Bei der Weinbergsarbeit kullern übers Jahr viele Steine hangabwärts und liegen dann meist auf der Mauern und auf den Treppen. Ganz schön gefährlich, da es hier auf einen sicheren Tritt ankommt. Ein Arbeitsgang im Winter heißt daher: "Mauern abschöpfen". Die Steine werden dabei auf die jeweils untere Terrasse geschaufelt. Da so von der obersten Terrasse immer mehr Steine verschwinden muss sie in regelmäßigen Abständen gekümmert werden. Dort, wo die höchstgelegene Terrasse an einem Fels endet, wurden früher Steine gebrochen, mit einem schweren Hammer zerkleinert und dann gleichmäßig verteilt. Bis in die 1950er Jahre, wie ältere Kollegen berichten.


Und heute? Wir geben unser Bestes, damit der über 2000 Jahre alte Begriff lebendig bleibt! In einigen Weinbergen, besonders im Uhlen, helfen uns die Wildschweine. Auf der Suche nach Eicheln in den über den Terrassen gelegenen Wald befördern sie oft mehr Steine talwärts, als es uns lieb ist, und wir die Stöcke vor Steinschlag durch einen festen Zaum schützen müssen. Das andere extrem sind Weinberge, die an einem Wirtschaftsweg enden. Hier ist der Kummer Mangelware oft im ganzen Weinberg. Glücklicherweise können wir hier mit einem LKW anfahren, die Steine (vorsichtig) abkippen und mit der Hacke talwärts ziehen. Bei den Mengen an Steinen und den vielen Stunden Arbeit hat es was von Sisyphus. Besonders, da es alle par Jahre wiederholt werden muss. Aber nach mehr als 10 Jahre sehen wir hier und dort schon ganz akzeptable Ergebnisse. Ein größeres Erfolgserlebnis schenken uns Weinberge, die wir komplett neu Pflanzen. Da müssen wir auf die Reben keine Rücksicht nehmen und können die Steine durch Röhren ins Tal donnern lassen. Beim letzten komplett gekümmerten Weinberg - siehe Fotos - haben wir pro 1000 m² unglaubliche 250 Tonnen Schotter ausgebracht!

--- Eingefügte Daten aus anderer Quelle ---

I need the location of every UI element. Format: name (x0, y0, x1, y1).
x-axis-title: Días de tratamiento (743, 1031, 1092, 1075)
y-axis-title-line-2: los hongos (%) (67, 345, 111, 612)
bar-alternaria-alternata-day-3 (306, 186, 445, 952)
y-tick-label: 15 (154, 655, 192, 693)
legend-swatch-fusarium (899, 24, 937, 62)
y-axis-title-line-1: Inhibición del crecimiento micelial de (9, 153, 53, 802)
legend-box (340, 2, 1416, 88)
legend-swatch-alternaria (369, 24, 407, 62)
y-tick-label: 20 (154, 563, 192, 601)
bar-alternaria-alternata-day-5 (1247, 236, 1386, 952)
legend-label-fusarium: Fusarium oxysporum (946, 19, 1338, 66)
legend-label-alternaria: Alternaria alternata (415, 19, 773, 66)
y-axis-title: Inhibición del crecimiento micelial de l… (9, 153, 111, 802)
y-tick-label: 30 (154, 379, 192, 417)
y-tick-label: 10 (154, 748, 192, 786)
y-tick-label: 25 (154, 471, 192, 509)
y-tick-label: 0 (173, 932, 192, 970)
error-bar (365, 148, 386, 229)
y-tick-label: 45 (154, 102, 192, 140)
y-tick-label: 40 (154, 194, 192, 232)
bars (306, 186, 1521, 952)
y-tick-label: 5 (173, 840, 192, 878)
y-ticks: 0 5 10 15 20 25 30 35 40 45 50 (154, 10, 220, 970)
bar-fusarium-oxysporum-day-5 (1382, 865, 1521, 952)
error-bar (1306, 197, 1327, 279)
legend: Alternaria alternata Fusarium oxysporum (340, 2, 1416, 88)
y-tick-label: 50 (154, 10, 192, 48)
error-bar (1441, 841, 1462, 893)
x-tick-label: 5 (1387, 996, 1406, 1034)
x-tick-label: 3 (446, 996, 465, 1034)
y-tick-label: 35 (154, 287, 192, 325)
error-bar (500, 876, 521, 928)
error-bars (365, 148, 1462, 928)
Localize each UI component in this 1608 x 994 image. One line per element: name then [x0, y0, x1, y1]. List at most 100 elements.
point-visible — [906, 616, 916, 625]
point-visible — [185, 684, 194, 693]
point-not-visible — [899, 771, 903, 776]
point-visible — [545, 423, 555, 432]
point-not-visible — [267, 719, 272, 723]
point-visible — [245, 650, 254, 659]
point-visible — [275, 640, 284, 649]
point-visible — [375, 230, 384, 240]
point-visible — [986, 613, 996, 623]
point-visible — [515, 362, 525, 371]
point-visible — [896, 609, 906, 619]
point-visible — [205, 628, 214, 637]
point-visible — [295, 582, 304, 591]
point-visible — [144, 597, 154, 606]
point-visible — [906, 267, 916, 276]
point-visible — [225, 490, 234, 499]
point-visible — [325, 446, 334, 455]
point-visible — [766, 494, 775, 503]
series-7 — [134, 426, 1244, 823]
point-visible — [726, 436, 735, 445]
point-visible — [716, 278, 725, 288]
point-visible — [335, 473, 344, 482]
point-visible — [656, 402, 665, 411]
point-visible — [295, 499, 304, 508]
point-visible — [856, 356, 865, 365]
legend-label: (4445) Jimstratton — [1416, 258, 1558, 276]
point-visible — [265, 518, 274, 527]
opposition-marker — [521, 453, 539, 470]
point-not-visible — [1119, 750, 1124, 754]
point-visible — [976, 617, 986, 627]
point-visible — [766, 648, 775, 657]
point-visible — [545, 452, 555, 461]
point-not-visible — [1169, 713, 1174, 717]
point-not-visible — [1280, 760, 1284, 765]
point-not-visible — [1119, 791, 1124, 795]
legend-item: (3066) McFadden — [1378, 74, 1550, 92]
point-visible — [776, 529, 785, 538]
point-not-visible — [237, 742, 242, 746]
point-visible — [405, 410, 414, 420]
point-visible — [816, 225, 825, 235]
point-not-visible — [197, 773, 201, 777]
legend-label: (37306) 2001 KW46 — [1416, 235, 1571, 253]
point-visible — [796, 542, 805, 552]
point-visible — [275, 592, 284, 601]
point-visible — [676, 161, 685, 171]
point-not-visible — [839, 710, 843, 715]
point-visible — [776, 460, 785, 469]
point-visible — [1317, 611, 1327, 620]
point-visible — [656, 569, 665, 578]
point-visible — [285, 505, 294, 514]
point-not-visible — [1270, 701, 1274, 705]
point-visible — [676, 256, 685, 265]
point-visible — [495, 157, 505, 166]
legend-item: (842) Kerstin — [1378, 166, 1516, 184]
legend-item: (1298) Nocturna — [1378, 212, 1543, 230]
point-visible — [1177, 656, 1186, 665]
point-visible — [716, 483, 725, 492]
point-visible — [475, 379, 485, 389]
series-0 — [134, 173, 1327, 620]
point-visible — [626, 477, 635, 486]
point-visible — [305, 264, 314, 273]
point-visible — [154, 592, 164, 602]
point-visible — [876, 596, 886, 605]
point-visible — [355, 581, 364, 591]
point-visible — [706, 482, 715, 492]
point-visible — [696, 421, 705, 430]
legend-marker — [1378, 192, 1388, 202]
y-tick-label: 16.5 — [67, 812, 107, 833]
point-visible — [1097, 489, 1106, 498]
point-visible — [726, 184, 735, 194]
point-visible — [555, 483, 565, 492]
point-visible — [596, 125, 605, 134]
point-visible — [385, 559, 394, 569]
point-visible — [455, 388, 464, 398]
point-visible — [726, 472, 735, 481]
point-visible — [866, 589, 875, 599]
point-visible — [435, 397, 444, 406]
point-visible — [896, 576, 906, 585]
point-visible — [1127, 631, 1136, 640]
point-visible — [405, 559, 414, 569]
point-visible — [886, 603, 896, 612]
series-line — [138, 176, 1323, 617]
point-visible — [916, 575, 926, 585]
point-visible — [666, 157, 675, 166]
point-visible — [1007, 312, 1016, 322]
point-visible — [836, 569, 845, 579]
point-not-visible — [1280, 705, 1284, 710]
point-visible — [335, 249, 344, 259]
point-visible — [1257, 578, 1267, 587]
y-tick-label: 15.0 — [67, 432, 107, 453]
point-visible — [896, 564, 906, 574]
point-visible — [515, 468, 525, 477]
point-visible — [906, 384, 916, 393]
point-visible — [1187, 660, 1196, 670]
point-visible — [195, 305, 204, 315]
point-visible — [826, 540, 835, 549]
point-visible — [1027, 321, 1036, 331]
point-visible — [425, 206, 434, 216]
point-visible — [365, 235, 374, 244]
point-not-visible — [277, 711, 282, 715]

Zwei Wochen Arbeit - und ein Krach wie bei einem Erdbeben. Aber dann.... Wir haben den Weinberg 2018 gepflanzt, dem trockensten Jahr seit Langem. Und die Reben sind gewachsen! Langsam zwar, aber mit dunkelgrünen, gesunden Blättern. Der Kummer schützt den Boden nämlich nicht nur vor Erosion, er schützt ihn auch vor Verdunstung. Und zu guter Letzt ist Kummer der beste Schutz vor unangenehmem bewuchs von Gras, Winde und Brombeeren. Zugegeben, zu Beginn macht das Laufen über den Schotter keinen großen Spaß. Aber da wir heute horizontal arbeiten ordnen sich die Steine in der Zeile nach einigen Jahren zu kleinen, recht bequemen, Mikroterrassen. Die Steine verhaken sich und bleiben liegen. Ein Weinberg für 100 Jahre!


Kümmern gehört wie das Trocken-Mauern zu den scheinbar anachronistischen Investitionen, die wir ganz besonders lieben.